Resistance and the reality of kitchens
However perfect we may think to plan a kitchen, with spatial efficiency, state-of-the-art appliances and sturdy materials, no solution can fully prepare it for the chaos that will constitute life in this space. The kitchen is rightfully called the heart of the home by many; it is a space we all use and, in larger frequency than a bathroom, it is used in a versatile way that evolve us as social and curious beings. Our kitchen is not only a place to cook, it’s a space for socialization and ideas. In here we explore, meet, learn, discuss, argue, connect, adapt, resist and express ourselves and others.
For many across the world, the sharing of a meal, a drink or just the heat around a kitchen table or a fireplace (that can be seen as a kitchen in its’ simplest form) is the most accessible social space available. Here we build relationships and exchange knowledge. The kitchen is a safe space to try out ideas that in a more public setting may be seen as radical, strange or unwanted and therefore rejected. Here we can instead try out those ideas and find safety in the confined space, surrounded by those we trust.

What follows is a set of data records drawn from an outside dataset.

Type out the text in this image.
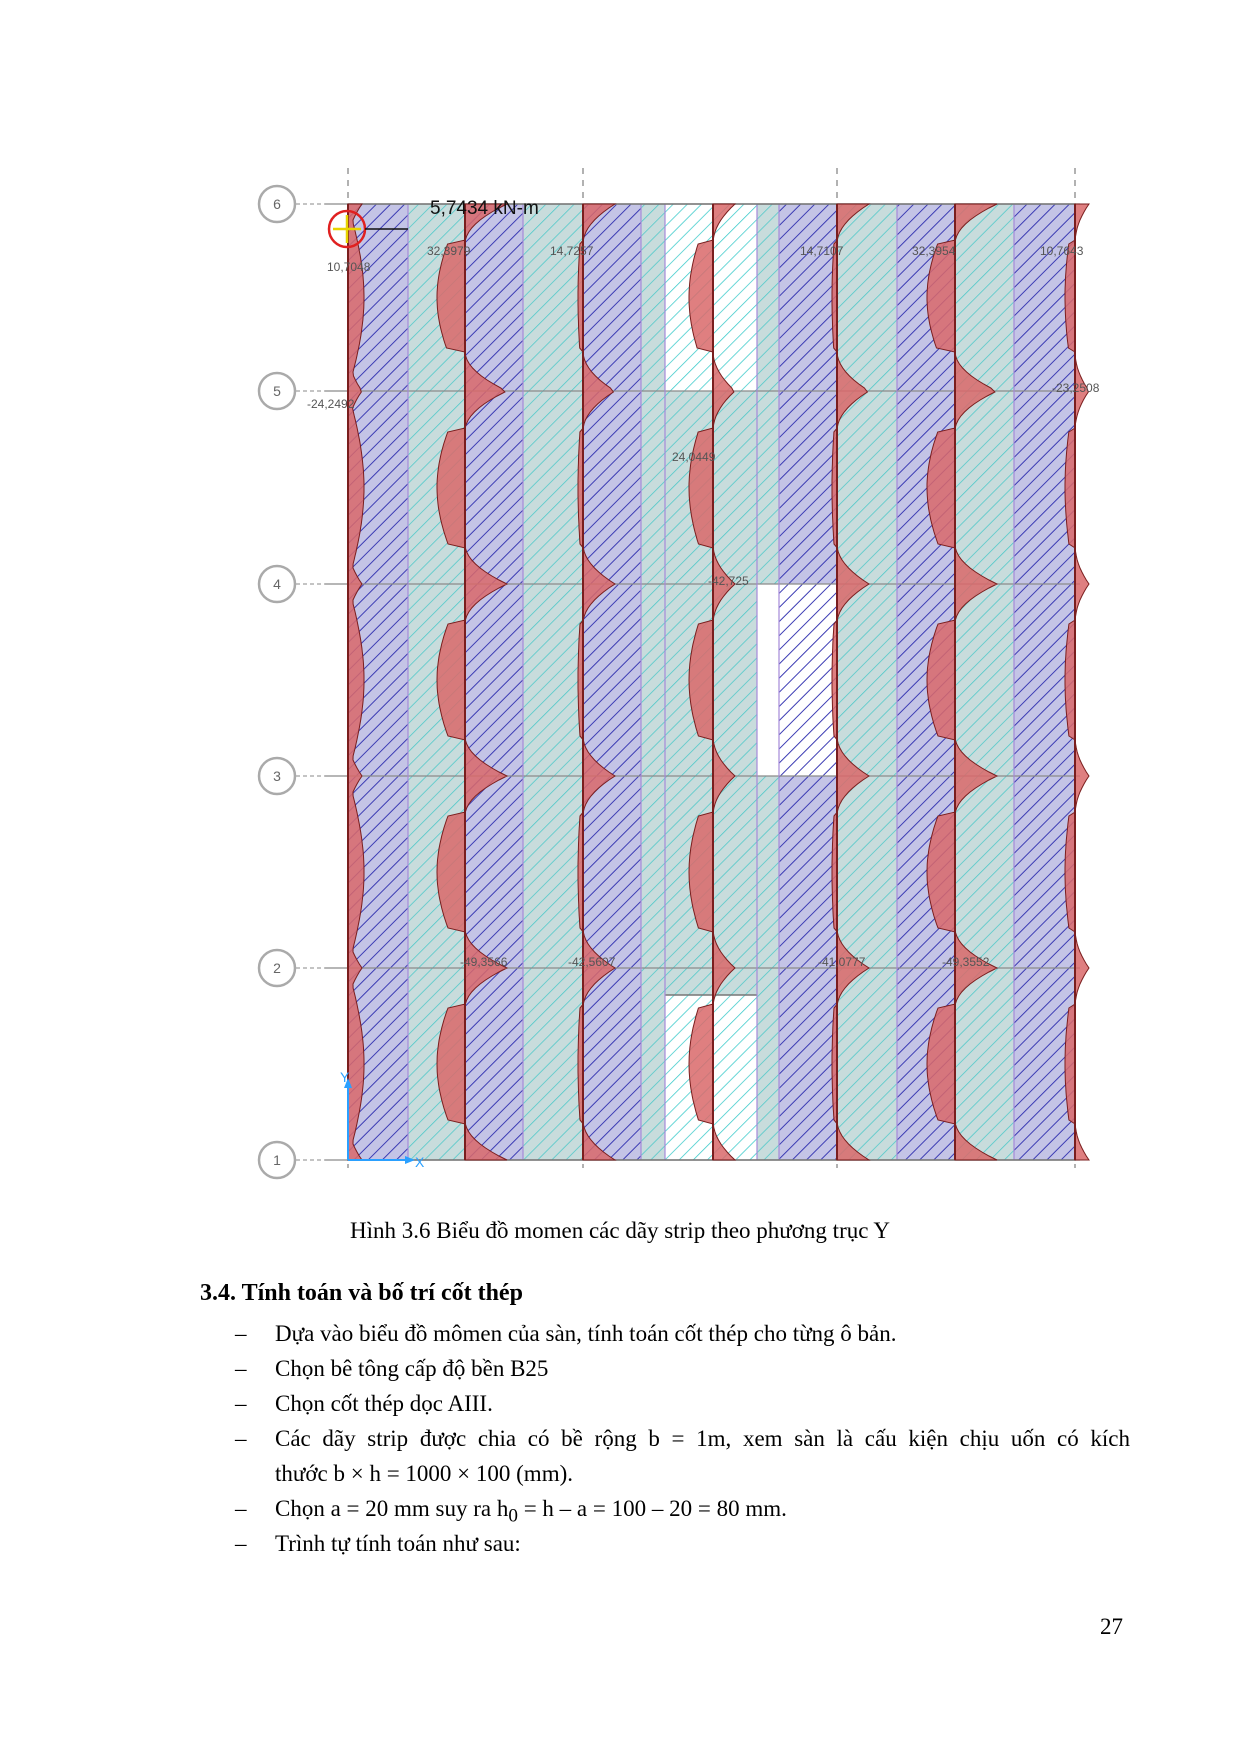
1
2
3
4
5
6
10,7048
32,3979	14,7257	14,7107	32,3954	10,7643
-24,2492
-23,2508
24,0449
-42,725
-49,3566	-42,5607	-41,0777	-49,3552
5,7434 kN-m
Y
X
Hình 3.6 Biểu đồ momen các dãy strip theo phương trục Y
3.4. Tính toán và bố trí cốt thép
– Dựa vào biểu đồ mômen của sàn, tính toán cốt thép cho từng ô bản.

– Chọn bê tông cấp độ bền B25

– Chọn cốt thép dọc AIII.

– Các dãy strip được chia có bề rộng b = 1m, xem sàn là cấu kiện chịu uốn có kích

thước b × h = 1000 × 100 (mm).

– Chọn a = 20 mm suy ra $h_0 = h - a = 100 - 20 = 80$ mm.

– Trình tự tính toán như sau:

27
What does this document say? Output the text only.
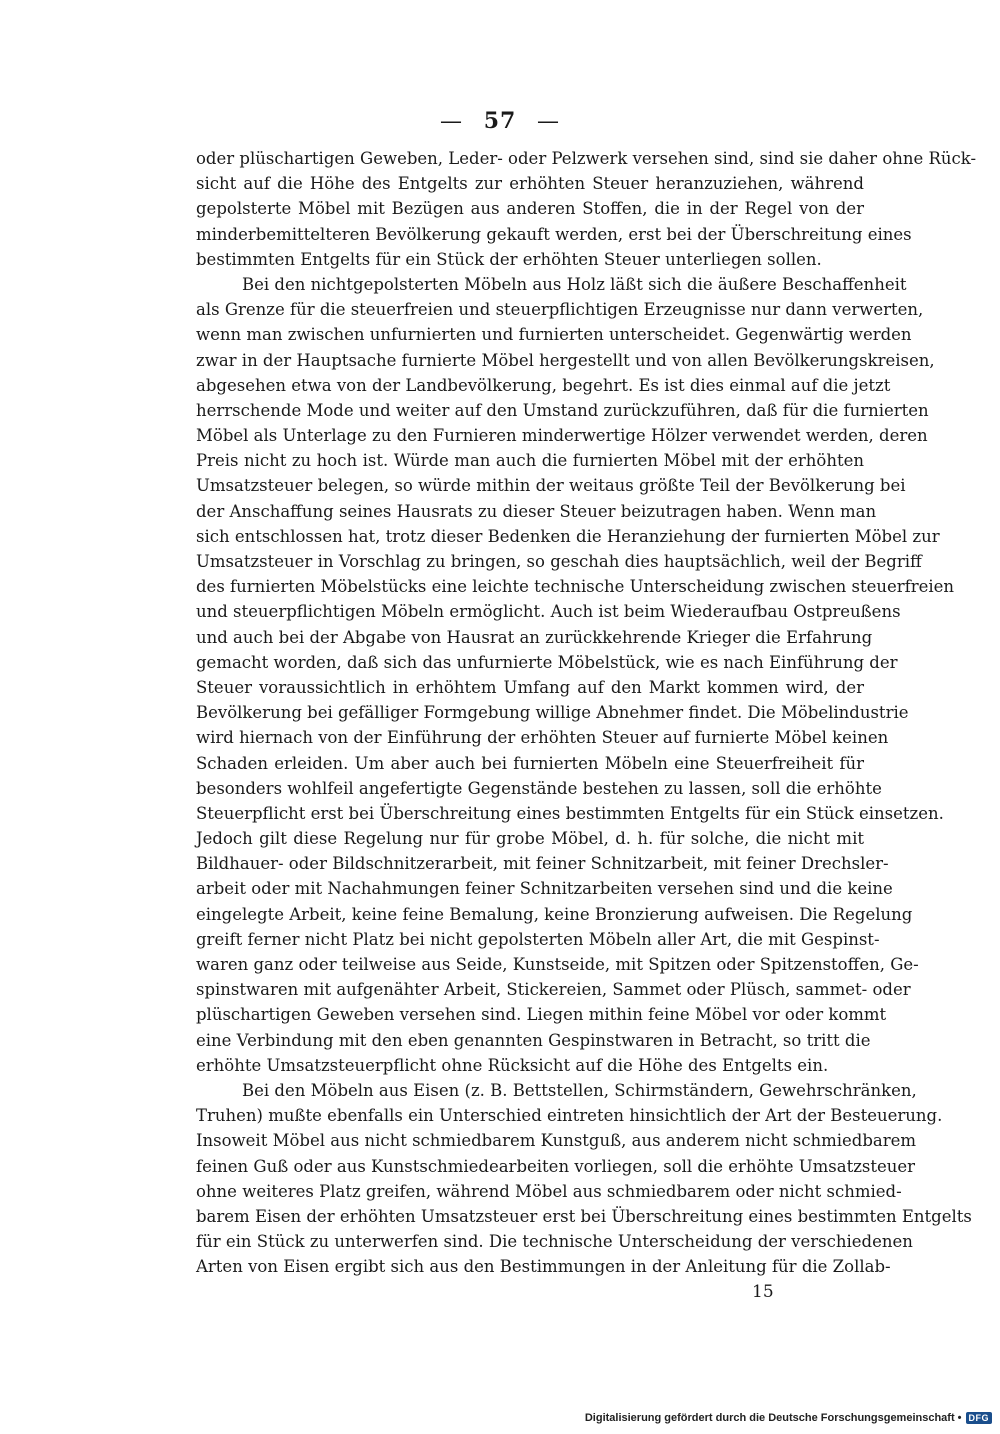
— 57 —
oder plüschartigen Geweben, Leder- oder Pelzwerk versehen sind, sind sie daher ohne Rück-
sicht auf die Höhe des Entgelts zur erhöhten Steuer heranzuziehen, während
gepolsterte Möbel mit Bezügen aus anderen Stoffen, die in der Regel von der
minderbemittelteren Bevölkerung gekauft werden, erst bei der Überschreitung eines
bestimmten Entgelts für ein Stück der erhöhten Steuer unterliegen sollen.
Bei den nichtgepolsterten Möbeln aus Holz läßt sich die äußere Beschaffenheit
als Grenze für die steuerfreien und steuerpflichtigen Erzeugnisse nur dann verwerten,
wenn man zwischen unfurnierten und furnierten unterscheidet. Gegenwärtig werden
zwar in der Hauptsache furnierte Möbel hergestellt und von allen Bevölkerungskreisen,
abgesehen etwa von der Landbevölkerung, begehrt. Es ist dies einmal auf die jetzt
herrschende Mode und weiter auf den Umstand zurückzuführen, daß für die furnierten
Möbel als Unterlage zu den Furnieren minderwertige Hölzer verwendet werden, deren
Preis nicht zu hoch ist. Würde man auch die furnierten Möbel mit der erhöhten
Umsatzsteuer belegen, so würde mithin der weitaus größte Teil der Bevölkerung bei
der Anschaffung seines Hausrats zu dieser Steuer beizutragen haben. Wenn man
sich entschlossen hat, trotz dieser Bedenken die Heranziehung der furnierten Möbel zur
Umsatzsteuer in Vorschlag zu bringen, so geschah dies hauptsächlich, weil der Begriff
des furnierten Möbelstücks eine leichte technische Unterscheidung zwischen steuerfreien
und steuerpflichtigen Möbeln ermöglicht. Auch ist beim Wiederaufbau Ostpreußens
und auch bei der Abgabe von Hausrat an zurückkehrende Krieger die Erfahrung
gemacht worden, daß sich das unfurnierte Möbelstück, wie es nach Einführung der
Steuer voraussichtlich in erhöhtem Umfang auf den Markt kommen wird, der
Bevölkerung bei gefälliger Formgebung willige Abnehmer findet. Die Möbelindustrie
wird hiernach von der Einführung der erhöhten Steuer auf furnierte Möbel keinen
Schaden erleiden. Um aber auch bei furnierten Möbeln eine Steuerfreiheit für
besonders wohlfeil angefertigte Gegenstände bestehen zu lassen, soll die erhöhte
Steuerpflicht erst bei Überschreitung eines bestimmten Entgelts für ein Stück einsetzen.
Jedoch gilt diese Regelung nur für grobe Möbel, d. h. für solche, die nicht mit
Bildhauer- oder Bildschnitzerarbeit, mit feiner Schnitzarbeit, mit feiner Drechsler-
arbeit oder mit Nachahmungen feiner Schnitzarbeiten versehen sind und die keine
eingelegte Arbeit, keine feine Bemalung, keine Bronzierung aufweisen. Die Regelung
greift ferner nicht Platz bei nicht gepolsterten Möbeln aller Art, die mit Gespinst-
waren ganz oder teilweise aus Seide, Kunstseide, mit Spitzen oder Spitzenstoffen, Ge-
spinstwaren mit aufgenähter Arbeit, Stickereien, Sammet oder Plüsch, sammet- oder
plüschartigen Geweben versehen sind. Liegen mithin feine Möbel vor oder kommt
eine Verbindung mit den eben genannten Gespinstwaren in Betracht, so tritt die
erhöhte Umsatzsteuerpflicht ohne Rücksicht auf die Höhe des Entgelts ein.
Bei den Möbeln aus Eisen (z. B. Bettstellen, Schirmständern, Gewehrschränken,
Truhen) mußte ebenfalls ein Unterschied eintreten hinsichtlich der Art der Besteuerung.
Insoweit Möbel aus nicht schmiedbarem Kunstguß, aus anderem nicht schmiedbarem
feinen Guß oder aus Kunstschmiedearbeiten vorliegen, soll die erhöhte Umsatzsteuer
ohne weiteres Platz greifen, während Möbel aus schmiedbarem oder nicht schmied-
barem Eisen der erhöhten Umsatzsteuer erst bei Überschreitung eines bestimmten Entgelts
für ein Stück zu unterwerfen sind. Die technische Unterscheidung der verschiedenen
Arten von Eisen ergibt sich aus den Bestimmungen in der Anleitung für die Zollab-
15
Digitalisierung gefördert durch die Deutsche Forschungsgemeinschaft • DFG
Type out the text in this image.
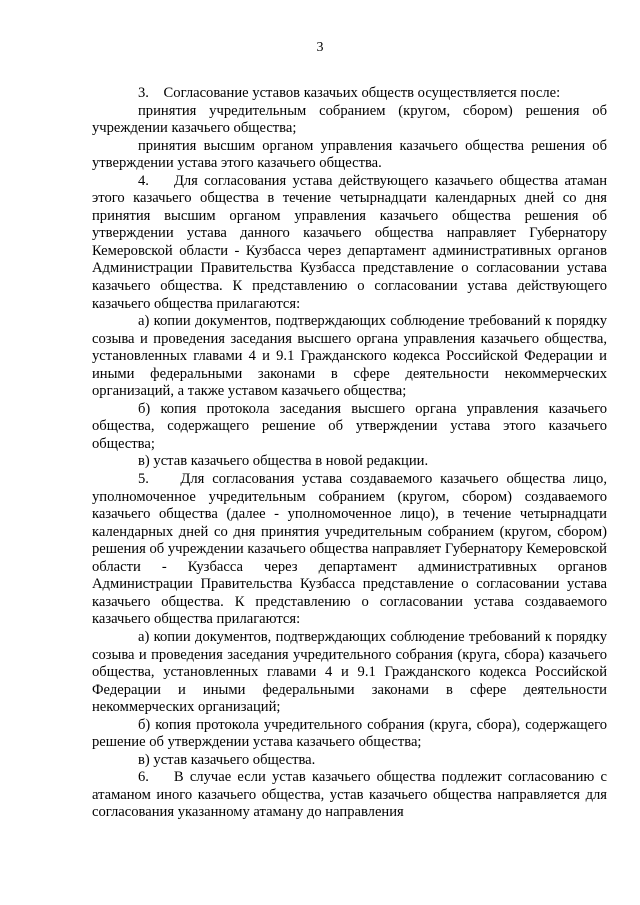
3

3.    Согласование уставов казачьих обществ осуществляется после:

принятия учредительным собранием (кругом, сбором) решения об учреждении казачьего общества;

принятия высшим органом управления казачьего общества решения об утверждении устава этого казачьего общества.

4.    Для согласования устава действующего казачьего общества атаман этого казачьего общества в течение четырнадцати календарных дней со дня принятия высшим органом управления казачьего общества решения об утверждении устава данного казачьего общества направляет Губернатору Кемеровской области - Кузбасса через департамент административных органов Администрации Правительства Кузбасса представление о согласовании устава казачьего общества. К представлению о согласовании устава действующего казачьего общества прилагаются:

а) копии документов, подтверждающих соблюдение требований к порядку созыва и проведения заседания высшего органа управления казачьего общества, установленных главами 4 и 9.1 Гражданского кодекса Российской Федерации и иными федеральными законами в сфере деятельности некоммерческих организаций, а также уставом казачьего общества;

б) копия протокола заседания высшего органа управления казачьего общества, содержащего решение об утверждении устава этого казачьего общества;

в) устав казачьего общества в новой редакции.

5.    Для согласования устава создаваемого казачьего общества лицо, уполномоченное учредительным собранием (кругом, сбором) создаваемого казачьего общества (далее - уполномоченное лицо), в течение четырнадцати календарных дней со дня принятия учредительным собранием (кругом, сбором) решения об учреждении казачьего общества направляет Губернатору Кемеровской области - Кузбасса через департамент административных органов Администрации Правительства Кузбасса представление о согласовании устава казачьего общества. К представлению о согласовании устава создаваемого казачьего общества прилагаются:

а) копии документов, подтверждающих соблюдение требований к порядку созыва и проведения заседания учредительного собрания (круга, сбора) казачьего общества, установленных главами 4 и 9.1 Гражданского кодекса Российской Федерации и иными федеральными законами в сфере деятельности некоммерческих организаций;

б) копия протокола учредительного собрания (круга, сбора), содержащего решение об утверждении устава казачьего общества;

в) устав казачьего общества.

6.    В случае если устав казачьего общества подлежит согласованию с атаманом иного казачьего общества, устав казачьего общества направляется для согласования указанному атаману до направления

Judith Butler writes in “Rethinking Vunerability and Resistance” (2014) about the rights of assembly and the infrastructural needs of mobilization:
“The material conditions for speech and assembly are part of what we are speaking and assembling about. We have to assume the infrastructural goods for which we are fighting, but if the infrastructural conditions for politics are themselves decimated, so too are the assemblies that depend upon them. At such a point, the condition of the political is one of the goods for which political assembly takes place —this might be the double meaning of “the infrastructural” under conditions in which public goods are increasingly dismantled by privatization, neo-liberalism, accelerating forms of economic inequality, and the anti-democratic tactics of authoritarian rule.”
Judith Butler, 2014, “Rethinking Vunerability and Resistance”
The kitchen can constitute such an space of assembly for resistance and mobilization, even when other such spaces disappear or are infringed upon. The kitchen is in fact a valuable infrastructure in the life of a dissident. After Stalin’s death in 1952, Soviet kitchens, for example, were the hotbed of dissent culture. When all the public spaces were monitored by the Soviet regime, domestic spaces were the only option for social gatherings. Kitchen tables were therefore the centre of discussions, sharing music, reading books and human connections. This was an effort of both preserving the culture, but also creating it. No matter how tiny the space might have been, it was one’s own.